El diablo no tardó en meterse en la cama de Taibele,
consiguiendo que la mujer se doblegase a
su voluntad. Le comunicó que seguiría
visitándola dos veces por semana, los miércoles y sábados por la noche, ya que eran éstas las noches que los espíritus
del mal pueden vagar libres por la tierra. Le advirtió que no debía
divulgar sus relaciones, bajo ningún
pretexto, bajo pena de un tremendo castigo; él, Hurmizah, le arrancaría los
pelos del cráneo, uno a uno, le atravesaría los ojos, y le mordería el
ombligo. Luego la arrojaría a las desoladas tinieblas, donde el pan eran
excrementos y el agua sangre, y donde se escuchaban a todas horas los
sollozos de Zalmaveth. Obligó a Taibele a
jurarle por los huesos de su madre que conservaría el secreto hasta el último día.
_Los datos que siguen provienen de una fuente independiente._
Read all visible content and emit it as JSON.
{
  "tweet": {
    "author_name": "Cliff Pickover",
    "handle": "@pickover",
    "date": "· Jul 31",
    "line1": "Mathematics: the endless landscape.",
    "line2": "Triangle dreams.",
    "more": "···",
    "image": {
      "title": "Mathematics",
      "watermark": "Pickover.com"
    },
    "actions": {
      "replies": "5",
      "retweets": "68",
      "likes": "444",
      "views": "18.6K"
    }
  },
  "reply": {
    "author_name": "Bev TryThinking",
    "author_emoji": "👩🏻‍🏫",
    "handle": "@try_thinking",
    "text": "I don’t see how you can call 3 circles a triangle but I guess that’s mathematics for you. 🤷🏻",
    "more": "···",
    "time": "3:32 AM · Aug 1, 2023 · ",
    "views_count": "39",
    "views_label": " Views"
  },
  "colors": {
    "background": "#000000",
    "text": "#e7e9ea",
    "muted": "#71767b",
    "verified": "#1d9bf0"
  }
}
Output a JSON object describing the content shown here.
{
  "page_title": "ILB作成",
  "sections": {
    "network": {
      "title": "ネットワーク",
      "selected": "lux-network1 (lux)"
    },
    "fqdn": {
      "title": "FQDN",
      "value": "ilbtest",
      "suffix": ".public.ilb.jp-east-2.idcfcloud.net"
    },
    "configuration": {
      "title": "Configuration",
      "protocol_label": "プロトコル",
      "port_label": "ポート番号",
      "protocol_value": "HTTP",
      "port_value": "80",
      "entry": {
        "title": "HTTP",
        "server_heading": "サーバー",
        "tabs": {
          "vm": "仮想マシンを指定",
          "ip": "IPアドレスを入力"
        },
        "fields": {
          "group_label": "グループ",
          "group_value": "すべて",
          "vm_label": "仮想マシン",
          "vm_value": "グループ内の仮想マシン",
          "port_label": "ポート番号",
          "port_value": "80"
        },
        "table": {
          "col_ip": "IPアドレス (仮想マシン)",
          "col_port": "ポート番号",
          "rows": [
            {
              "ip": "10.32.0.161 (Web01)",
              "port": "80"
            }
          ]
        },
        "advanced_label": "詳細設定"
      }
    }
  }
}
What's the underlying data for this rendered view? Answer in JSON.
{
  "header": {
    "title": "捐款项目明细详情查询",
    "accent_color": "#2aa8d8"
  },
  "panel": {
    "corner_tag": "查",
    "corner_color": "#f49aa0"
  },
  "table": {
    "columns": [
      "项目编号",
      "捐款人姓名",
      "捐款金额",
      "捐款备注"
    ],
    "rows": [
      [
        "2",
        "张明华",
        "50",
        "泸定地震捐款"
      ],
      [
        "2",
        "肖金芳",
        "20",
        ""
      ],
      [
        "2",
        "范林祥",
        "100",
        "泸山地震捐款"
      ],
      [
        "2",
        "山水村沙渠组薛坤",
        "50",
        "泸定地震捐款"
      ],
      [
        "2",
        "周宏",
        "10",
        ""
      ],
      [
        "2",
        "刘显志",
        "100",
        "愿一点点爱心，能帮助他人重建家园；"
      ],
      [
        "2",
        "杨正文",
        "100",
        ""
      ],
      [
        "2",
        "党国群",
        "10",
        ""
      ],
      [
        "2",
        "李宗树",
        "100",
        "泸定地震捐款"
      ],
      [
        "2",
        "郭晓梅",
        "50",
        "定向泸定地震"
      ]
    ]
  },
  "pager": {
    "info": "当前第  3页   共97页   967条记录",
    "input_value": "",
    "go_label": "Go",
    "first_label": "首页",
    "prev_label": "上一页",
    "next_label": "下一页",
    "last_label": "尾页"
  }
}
Taibele comprendió que no tenía escapatoria,
puso una mano sobre un muslo del diablo y pronunció el juramento, y a continuación hizo todo cuanto el monstruo quiso.
Antes
de desaparecer el diablo, la besó larga y voluptuosamente, y como era un demonio y no un hombre, Taibele le
devolvió los besos y le humedeció la
barba con sus lágrimas. Aunque se tratase del espíritu del mal, la había tratado con suma amabilidad.
Cuando Hurmizah se hubo marchado, Taibele sollozó
hasta el amanecer sobre la almohada.
Hurmizah volvió cada miércoles y cada sábado por la
noche. Taibele temía que pudiera
quedar embarazada y dar a luz un monstruo con cola y cuernos. . . , un chivo o un lagarto. Pero Hurmizah prometió protegerla de la vergüenza. Taibele le
preguntó si necesitaba acudir a los baños
rituales para purificarse después de los días de impureza, pero Hurmizah le
contestó que las leyes relativas a la menstruación no se aplicaban a quienes se aparejaban con un compañero impuro.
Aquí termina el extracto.